The study was based on how often the services were used, and how often there was transportation to medical facilities. The results of the study showed that there was an increase in services when it came to individuals 65 or older (Wilson, 1998). First responders are often faced with the dilemma of what to do with these elderly patients that do not have a medical emergency but are in crisis. The only alternative in most cases is to transport these individuals to a local hospital. Due to the increase in non-emergency calls, many cities such as Phoenix and Glendale have implemented a community assistance program. This program has three crisis response vans that are staffed by interns, volunteers, and some paid staff. These teams are dispatched to assist fire departments and police departments with crisis situations. The crisis teams help provide relief to first responders with repeat and frequent callers, which allows them to get back in service. Unfortunately, these teams still face the same challenges of not being able to secure assistance for this population outside of business hours.

There is a lack of transitional services and overnight programs to serve this population 7 (Robinson, 2012).

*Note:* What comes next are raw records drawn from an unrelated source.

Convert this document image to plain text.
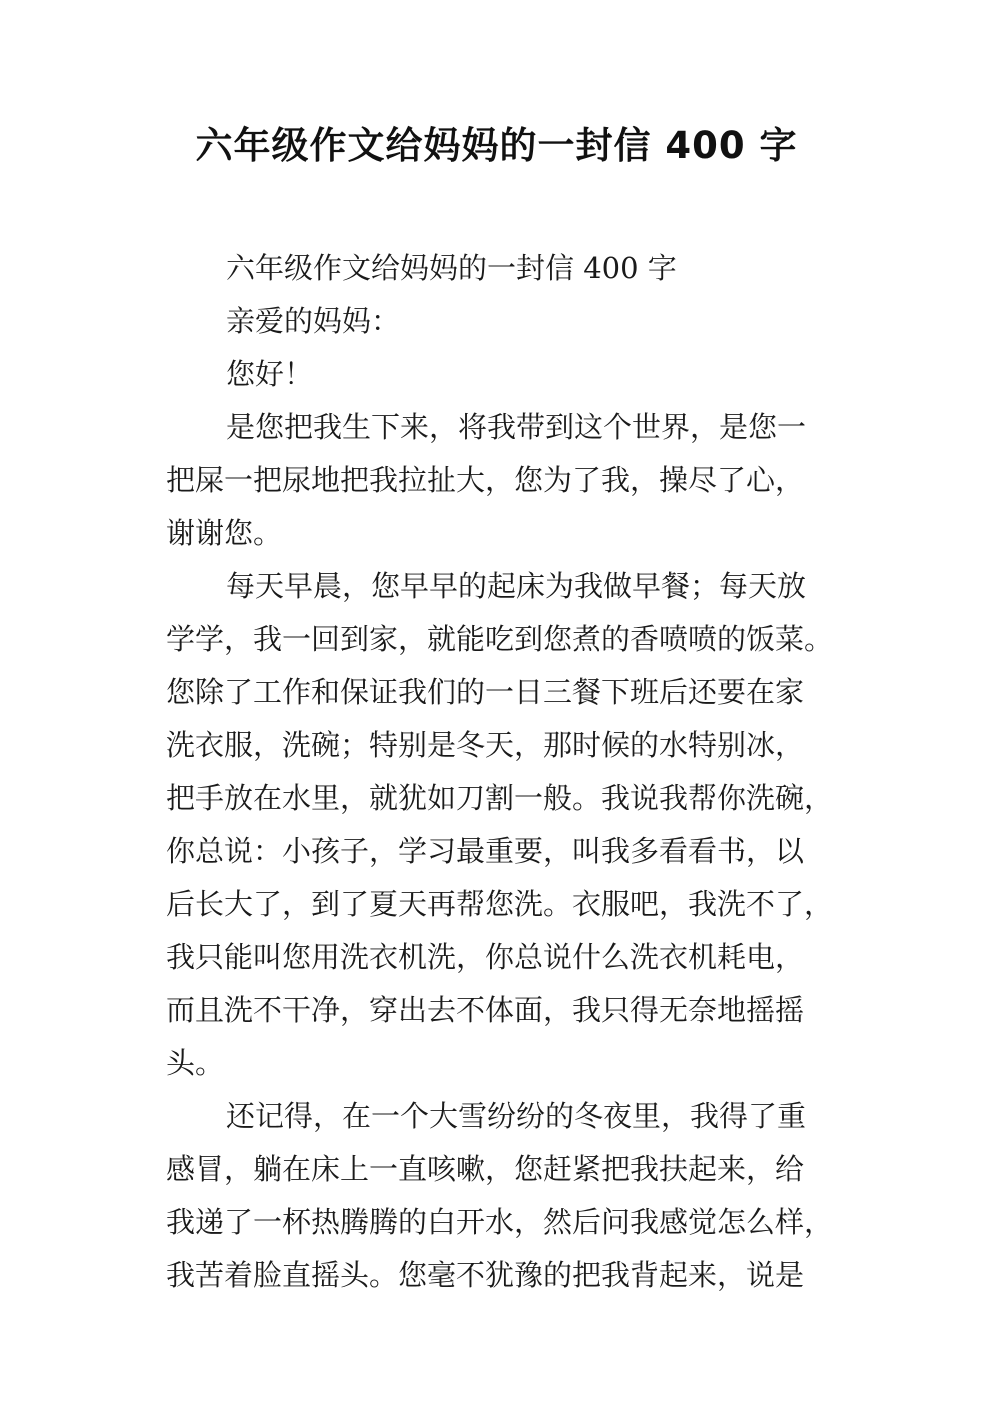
六年级作文给妈妈的一封信 400 字
六年级作文给妈妈的一封信 400 字
亲爱的妈妈：
您好！
是您把我生下来，将我带到这个世界，是您一
把屎一把尿地把我拉扯大，您为了我，操尽了心，
谢谢您。
每天早晨，您早早的起床为我做早餐；每天放
学学，我一回到家，就能吃到您煮的香喷喷的饭菜。
您除了工作和保证我们的一日三餐下班后还要在家
洗衣服，洗碗；特别是冬天，那时候的水特别冰，
把手放在水里，就犹如刀割一般。我说我帮你洗碗，
你总说：小孩子，学习最重要，叫我多看看书，以
后长大了，到了夏天再帮您洗。衣服吧，我洗不了，
我只能叫您用洗衣机洗，你总说什么洗衣机耗电，
而且洗不干净，穿出去不体面，我只得无奈地摇摇
头。
还记得，在一个大雪纷纷的冬夜里，我得了重
感冒，躺在床上一直咳嗽，您赶紧把我扶起来，给
我递了一杯热腾腾的白开水，然后问我感觉怎么样，
我苦着脸直摇头。您毫不犹豫的把我背起来，说是
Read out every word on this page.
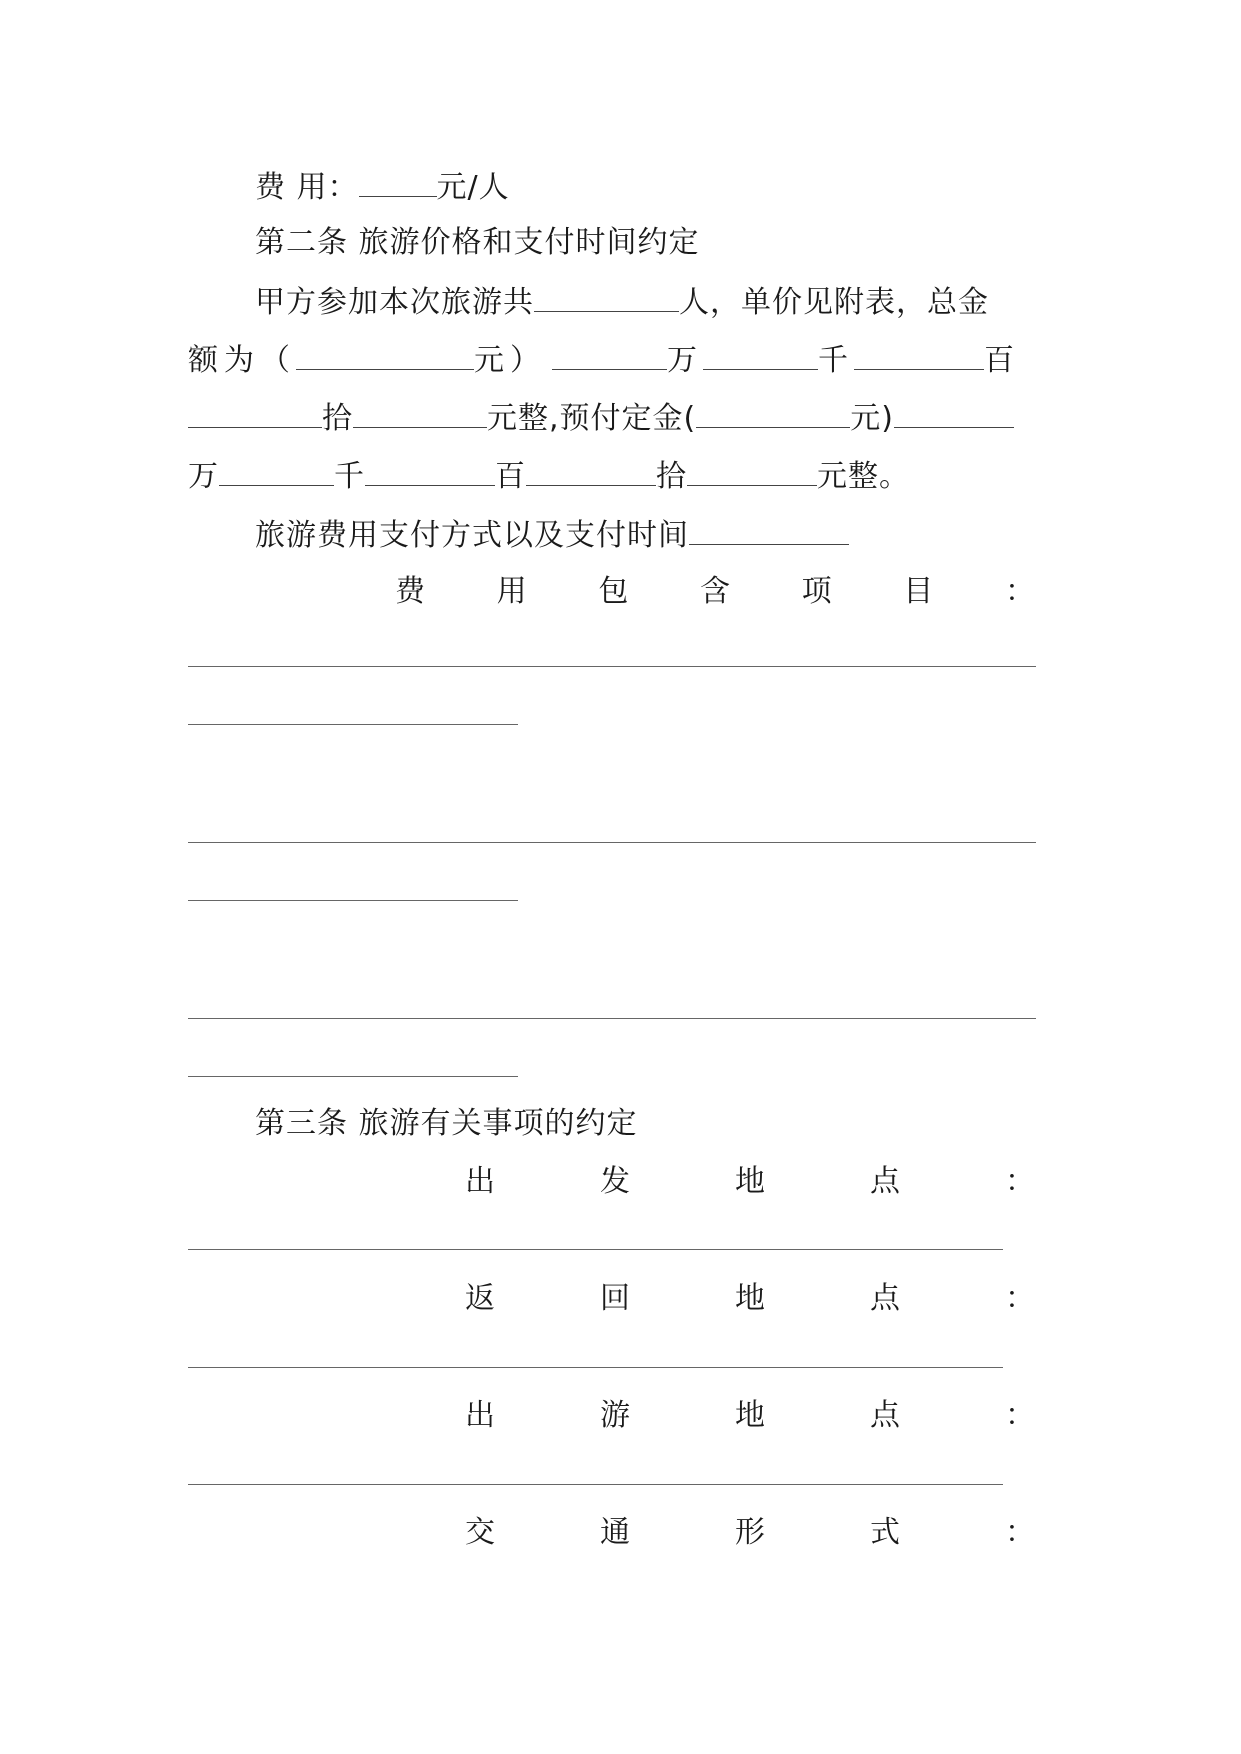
费 用：	元/人
第二条 旅游价格和支付时间约定
甲方参加本次旅游共	人，单价见附表，总金
额为（	元）	万	千	百
拾	元整,预付定金(	元)
万	千	百	拾	元整。
旅游费用支付方式以及支付时间
费 用 包 含 项 目 ：
第三条 旅游有关事项的约定
出	发	地	点	：
返	回	地	点	：
出	游	地	点	：
交	通	形	式	：
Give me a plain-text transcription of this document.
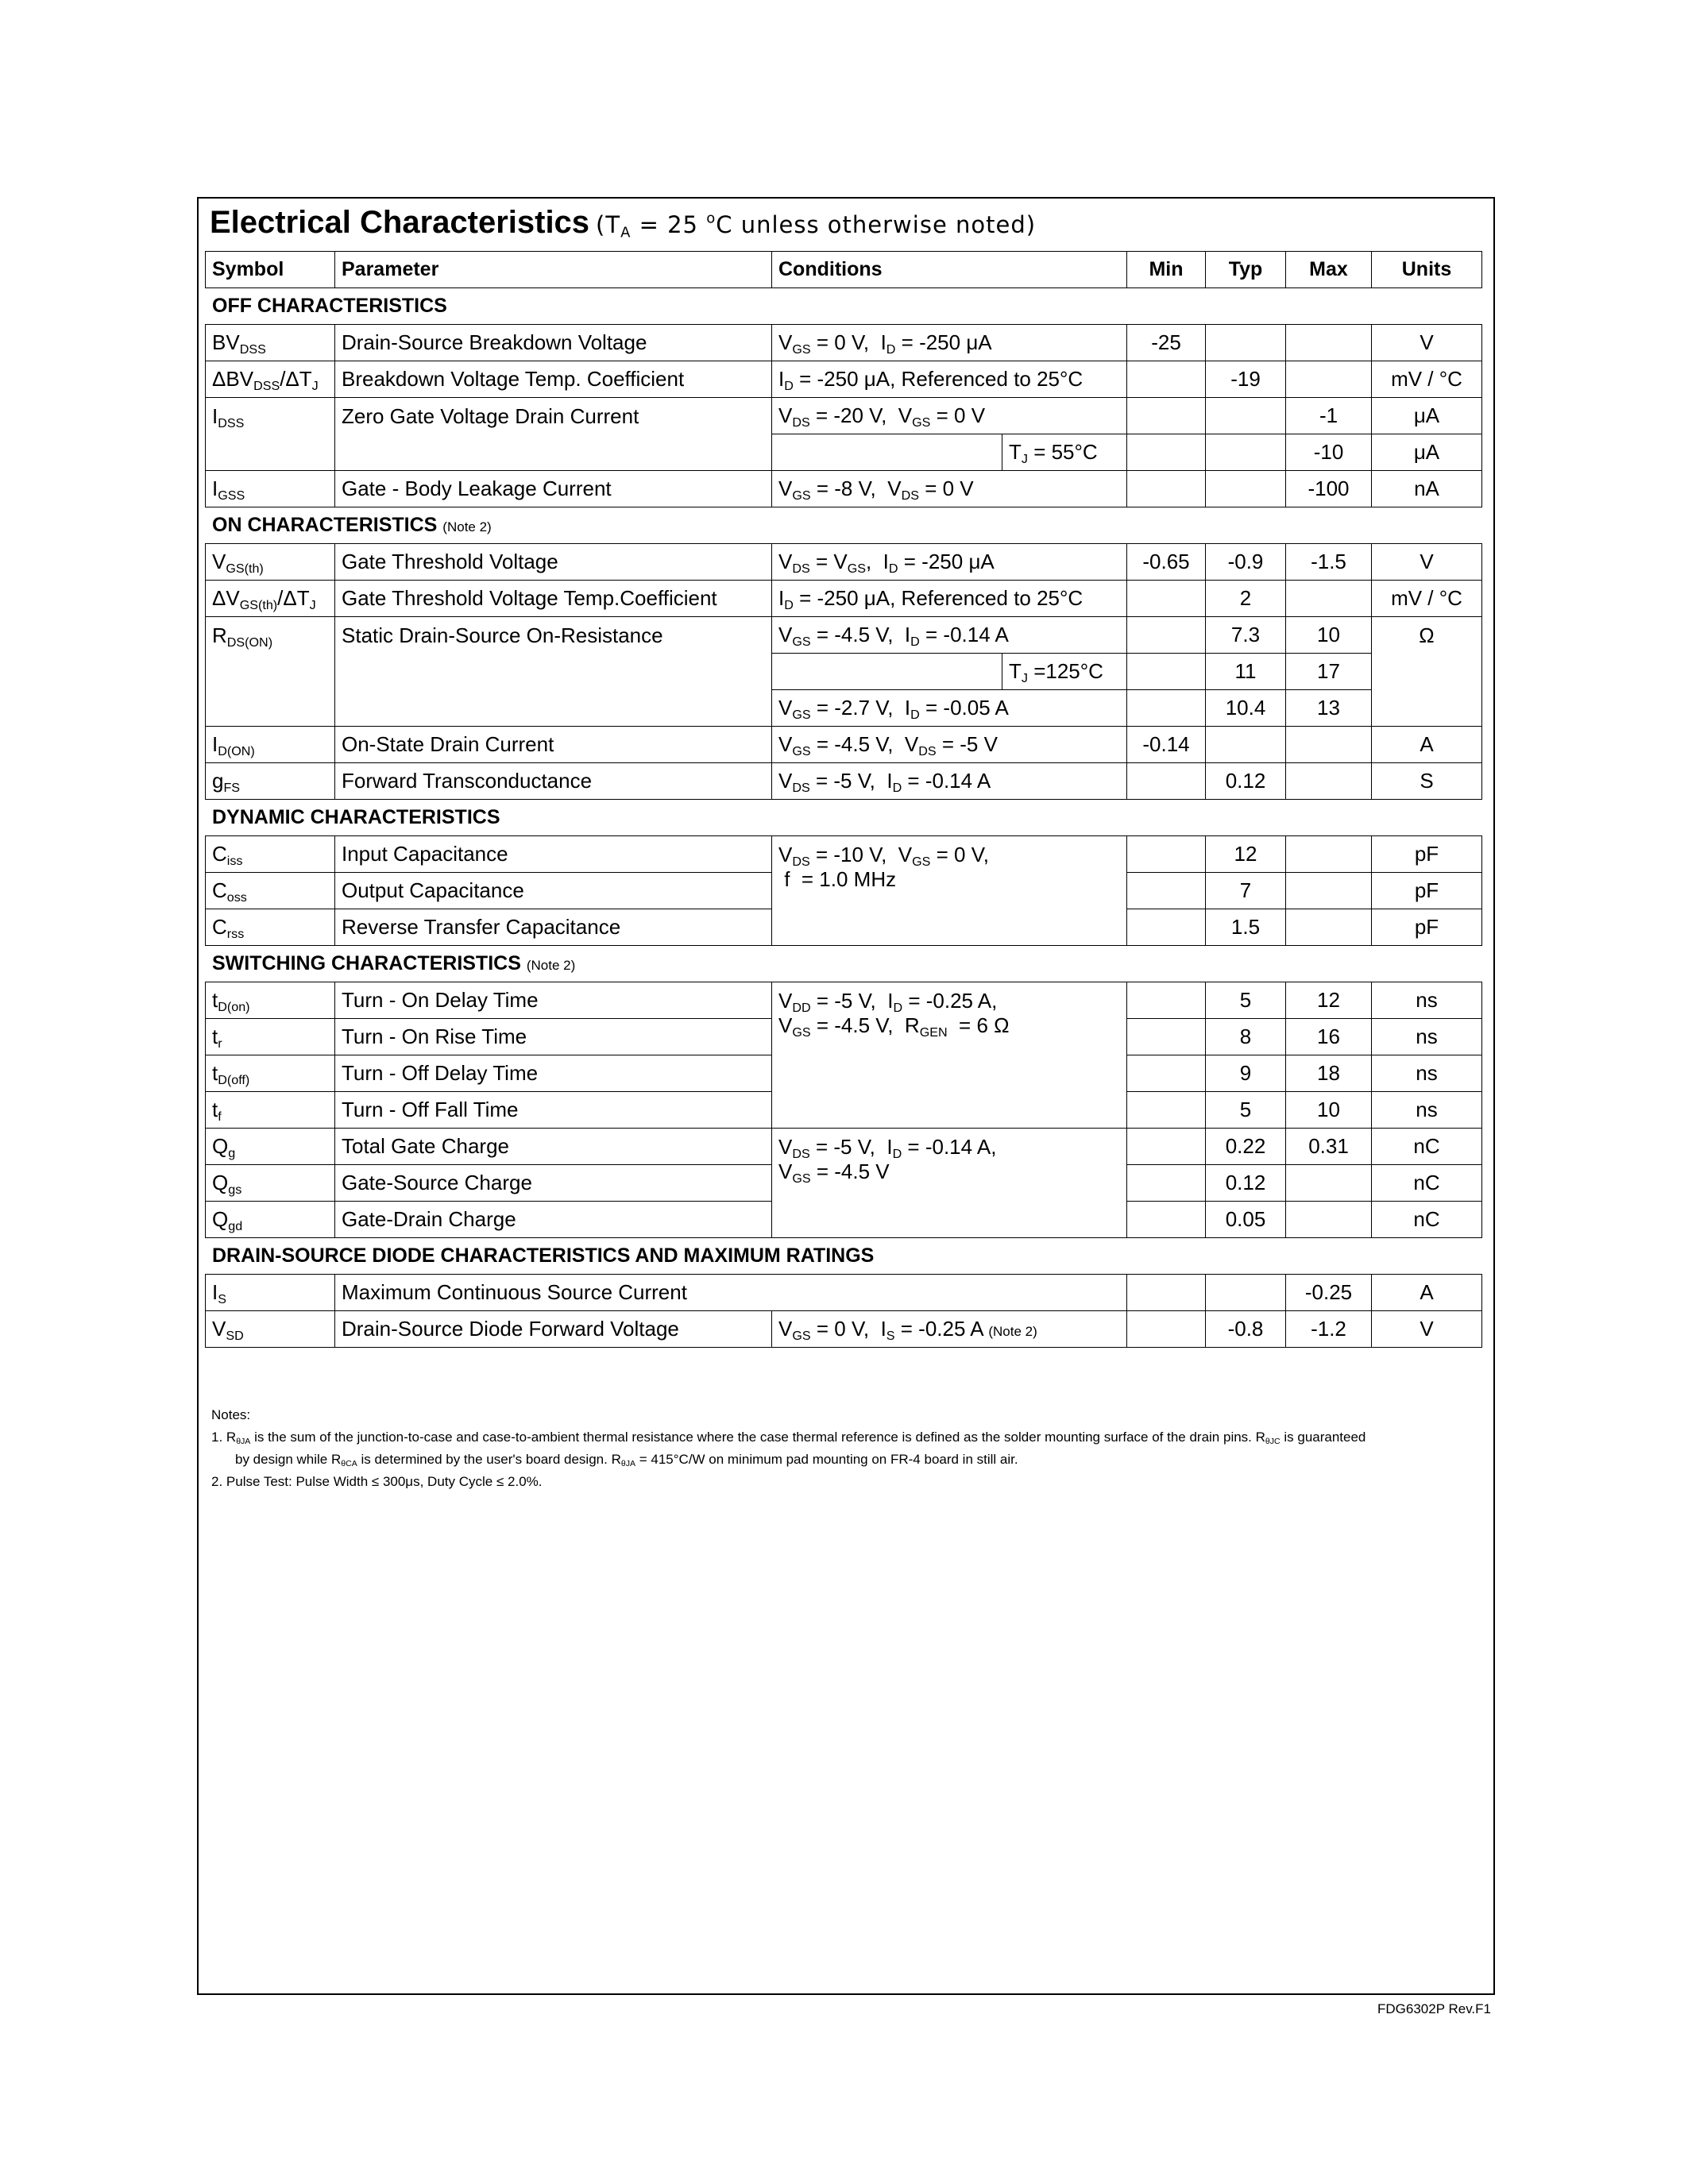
Electrical Characteristics ($T_A = 25$ $^o$C unless otherwise noted)
Symbol	Parameter	Conditions		Min	Typ	Max	Units
OFF CHARACTERISTICS							
$BV_{DSS}$	Drain-Source Breakdown Voltage	$V_{GS} = 0$ V,  $I_D = -250$ μA		-25			V
$\Delta BV_{DSS}/\Delta T_J$	Breakdown Voltage Temp. Coefficient	$I_D = -250$ μA, Referenced to 25°C			-19		mV / °C
$I_{DSS}$	Zero Gate Voltage Drain Current	$V_{DS} = -20$ V,  $V_{GS} = 0$ V				-1	μA
			$T_J = 55^\circ C$			-10	μA
$I_{GSS}$	Gate - Body Leakage Current	$V_{GS} = -8$ V,  $V_{DS} = 0$ V				-100	nA
ON CHARACTERISTICS (Note 2)							
$V_{GS(th)}$	Gate Threshold Voltage	$V_{DS} = V_{GS}$,  $I_D = -250$ μA		-0.65	-0.9	-1.5	V
$\Delta V_{GS(th)}/\Delta T_J$	Gate Threshold Voltage Temp.Coefficient	$I_D = -250$ μA, Referenced to 25°C			2		mV / °C
$R_{DS(ON)}$	Static Drain-Source On-Resistance	$V_{GS} = -4.5$ V,  $I_D = -0.14$ A			7.3	10	Ω
			$T_J =125^\circ C$		11	17	
		$V_{GS} = -2.7$ V,  $I_D = -0.05$ A			10.4	13	
$I_{D(ON)}$	On-State Drain Current	$V_{GS} = -4.5$ V,  $V_{DS} = -5$ V		-0.14			A
$g_{FS}$	Forward Transconductance	$V_{DS} = -5$ V,  $I_D = -0.14$ A			0.12		S
DYNAMIC CHARACTERISTICS							
$C_{iss}$	Input Capacitance	$V_{DS} = -10$ V,  $V_{GS} = 0$ V,
f  = 1.0 MHz			12		pF
$C_{oss}$	Output Capacitance				7		pF
$C_{rss}$	Reverse Transfer Capacitance				1.5		pF
SWITCHING CHARACTERISTICS (Note 2)							
$t_{D(on)}$	Turn - On Delay Time	$V_{DD} = -5$ V,  $I_D = -0.25$ A,
$V_{GS} = -4.5$ V,  $R_{GEN} = 6$ Ω			5	12	ns
$t_r$	Turn - On Rise Time				8	16	ns
$t_{D(off)}$	Turn - Off Delay Time				9	18	ns
$t_f$	Turn - Off Fall Time				5	10	ns
$Q_g$	Total Gate Charge	$V_{DS} = -5$ V,  $I_D = -0.14$ A,
$V_{GS} = -4.5$ V			0.22	0.31	nC
$Q_{gs}$	Gate-Source Charge				0.12		nC
$Q_{gd}$	Gate-Drain Charge				0.05		nC
DRAIN-SOURCE DIODE CHARACTERISTICS AND MAXIMUM RATINGS							
$I_S$	Maximum Continuous Source Current					-0.25	A
$V_{SD}$	Drain-Source Diode Forward Voltage	$V_{GS} = 0$ V,  $I_S = -0.25$ A (Note 2)			-0.8	-1.2	V
Notes:
1. $R_{\theta JA}$ is the sum of the junction-to-case and case-to-ambient thermal resistance where the case thermal reference is defined as the solder mounting surface of the drain pins. $R_{\theta JC}$ is guaranteed
by design while $R_{\theta CA}$ is determined by the user's board design. $R_{\theta JA} = 415^\circ C/W$ on minimum pad mounting on FR-4 board in still air.
2. Pulse Test: Pulse Width ≤ 300μs, Duty Cycle ≤ 2.0%.
FDG6302P Rev.F1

The only alternative that first responders and the crisis teams have is to transport these individuals to the hospital as a last resort. Hospitals are now being overwhelmed by these individuals. The lack of services for the elderly population is not only affecting them but the community as well. First responders are being tied up on non-emergency calls, which creates longer response time for other calls. It also has created longer wait times and increased costs at hospitals. In summary, researchers have identified that there has been, and continues to be, a significant increase amongst the elderly population. This pandemic has created a need for respite services available after hours. Due to the lack of resources available for these individuals during the crisis, it has created a strain on first responders. With no viable alternatives, first responders have had to transport these individuals to a local hospital. In closing, by incorporating an after- hours respite and transitional care system for this population, it would dramatically decrease the strain on everyone who is a stakeholder or adversely affected by this need.